الخميس، 3 نوفمبر، 2016

People Waste A Lot Of Time Picking What Videos To Stream; Still Prefer It To Live TV

Once upon a time, we wandered the aisles of the local video, unable to make up our mind about which movie to rent. It was a waste of time, but it was usually better than whatever was airing on TV that night. Now the technology has changed, but we still spend an awful lot of time trying to find something that isn’t live TV.

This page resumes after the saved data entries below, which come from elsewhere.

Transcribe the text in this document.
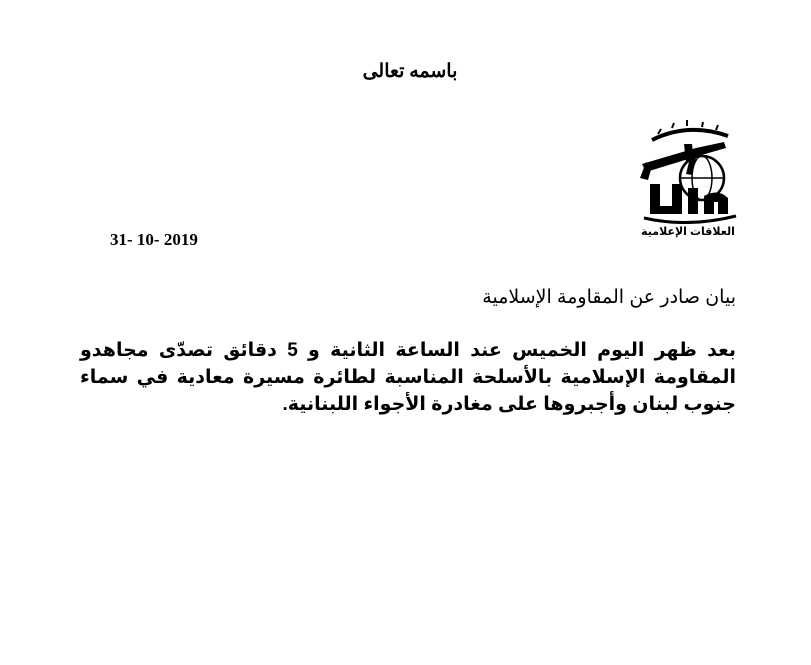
باسمه تعالى
العلاقات الإعلامية
31- 10- 2019
بيان صادر عن المقاومة الإسلامية
بعد ظهر اليوم الخميس عند الساعة الثانية و 5 دقائق تصدّى مجاهدو المقاومة الإسلامية بالأسلحة المناسبة لطائرة مسيرة معادية في سماء جنوب لبنان وأجبروها على مغادرة الأجواء اللبنانية.
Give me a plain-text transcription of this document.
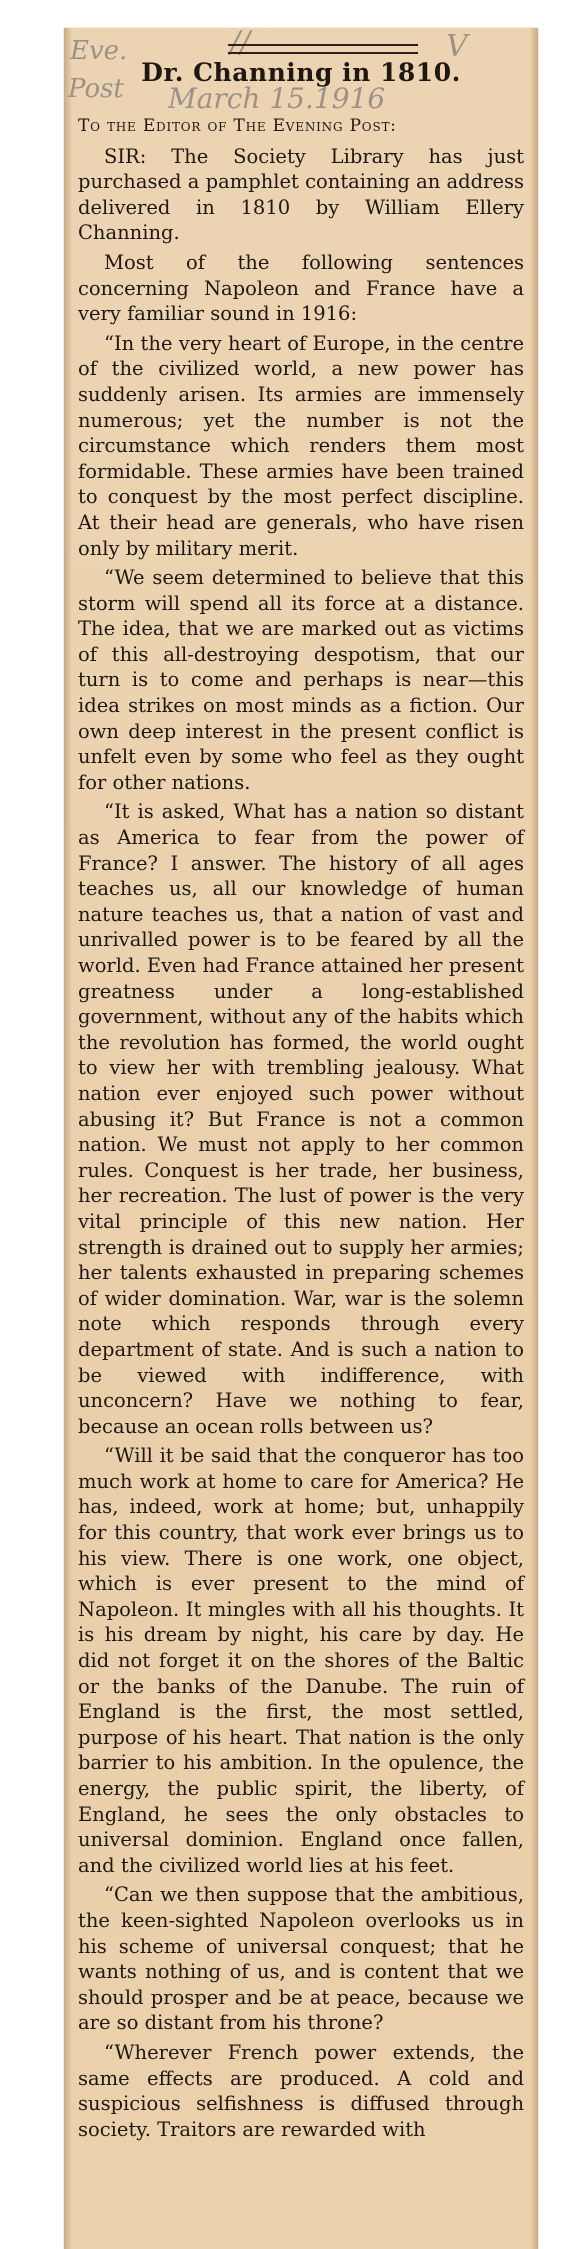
Eve.
Post March 15.1916
V
//
Dr. Channing in 1810.

To the Editor of The Evening Post:

SIR: The Society Library has just purchased a pamphlet containing an address delivered in 1810 by William Ellery Channing.

Most of the following sentences concerning Napoleon and France have a very familiar sound in 1916:

“In the very heart of Europe, in the centre of the civilized world, a new power has suddenly arisen. Its armies are immensely numerous; yet the number is not the circumstance which renders them most formidable. These armies have been trained to conquest by the most perfect discipline. At their head are generals, who have risen only by military merit.

“We seem determined to believe that this storm will spend all its force at a distance. The idea, that we are marked out as victims of this all-destroying despotism, that our turn is to come and perhaps is near—this idea strikes on most minds as a fiction. Our own deep interest in the present conflict is unfelt even by some who feel as they ought for other nations.

“It is asked, What has a nation so distant as America to fear from the power of France? I answer. The history of all ages teaches us, all our knowledge of human nature teaches us, that a nation of vast and unrivalled power is to be feared by all the world. Even had France attained her present greatness under a long-established government, without any of the habits which the revolution has formed, the world ought to view her with trembling jealousy. What nation ever enjoyed such power without abusing it? But France is not a common nation. We must not apply to her common rules. Conquest is her trade, her business, her recreation. The lust of power is the very vital principle of this new nation. Her strength is drained out to supply her armies; her talents exhausted in preparing schemes of wider domination. War, war is the solemn note which responds through every department of state. And is such a nation to be viewed with indifference, with unconcern? Have we nothing to fear, because an ocean rolls between us?

“Will it be said that the conqueror has too much work at home to care for America? He has, indeed, work at home; but, unhappily for this country, that work ever brings us to his view. There is one work, one object, which is ever present to the mind of Napoleon. It mingles with all his thoughts. It is his dream by night, his care by day. He did not forget it on the shores of the Baltic or the banks of the Danube. The ruin of England is the first, the most settled, purpose of his heart. That nation is the only barrier to his ambition. In the opulence, the energy, the public spirit, the liberty, of England, he sees the only obstacles to universal dominion. England once fallen, and the civilized world lies at his feet.

“Can we then suppose that the ambitious, the keen-sighted Napoleon overlooks us in his scheme of universal conquest; that he wants nothing of us, and is content that we should prosper and be at peace, because we are so distant from his throne?

“Wherever French power extends, the same effects are produced. A cold and suspicious selfishness is diffused through society. Traitors are rewarded with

According to the seventh annual ConsumerLab TV & Media Report from Ericsson, we spend 45% more time selecting a video from a streaming service than we do picking something from the live channel lineup, but we appear to be much happier with the results: 63% of us are satisfied with this on-demand content, compared to only 51% who were happy with what they found on TV.

Which would explain why we’re all watching more content online and cutting our TV time. According to the report — based on the viewership habits of 1.1 billion consumers across 24 countries — since 2012 the average consumer has increased their viewing on mobile devices by four hours a week.

Conversely, the time spent watching content on actual televisions has declined by 2.5 hours. But even those who continue to watch content on actual TVs are multitasking — using their smartphones or tablets at the same time.

Nearly 31% of respondents say they browse the internet related to what they’re watching, 19% say they take part in online discussions, and 20% are simply watching another program at the same time.

Ericsson found these viewing habits mean consumers have increased their TV and video watching by 1.5 hours since 2012.

“For consumers in general, and millennials in particular, being able to watch on the smartphone is key. Consumers not only want the shared, social broadcast TV experience, they also expect the flexibility of an à la carte on-demand media offering,” Zeynep Ahmet, senior advisor for Ericsson ConsumerLab, tells Fierce Cable in a statement.

As for what people are watching, the report found that 20% of viewers in the U.S. are watching paid-for premium content on their mobile devices.

In fact, spending on subscriptions to those Video on Demand (VOD) services has increased from $13/month to $20/month over four years.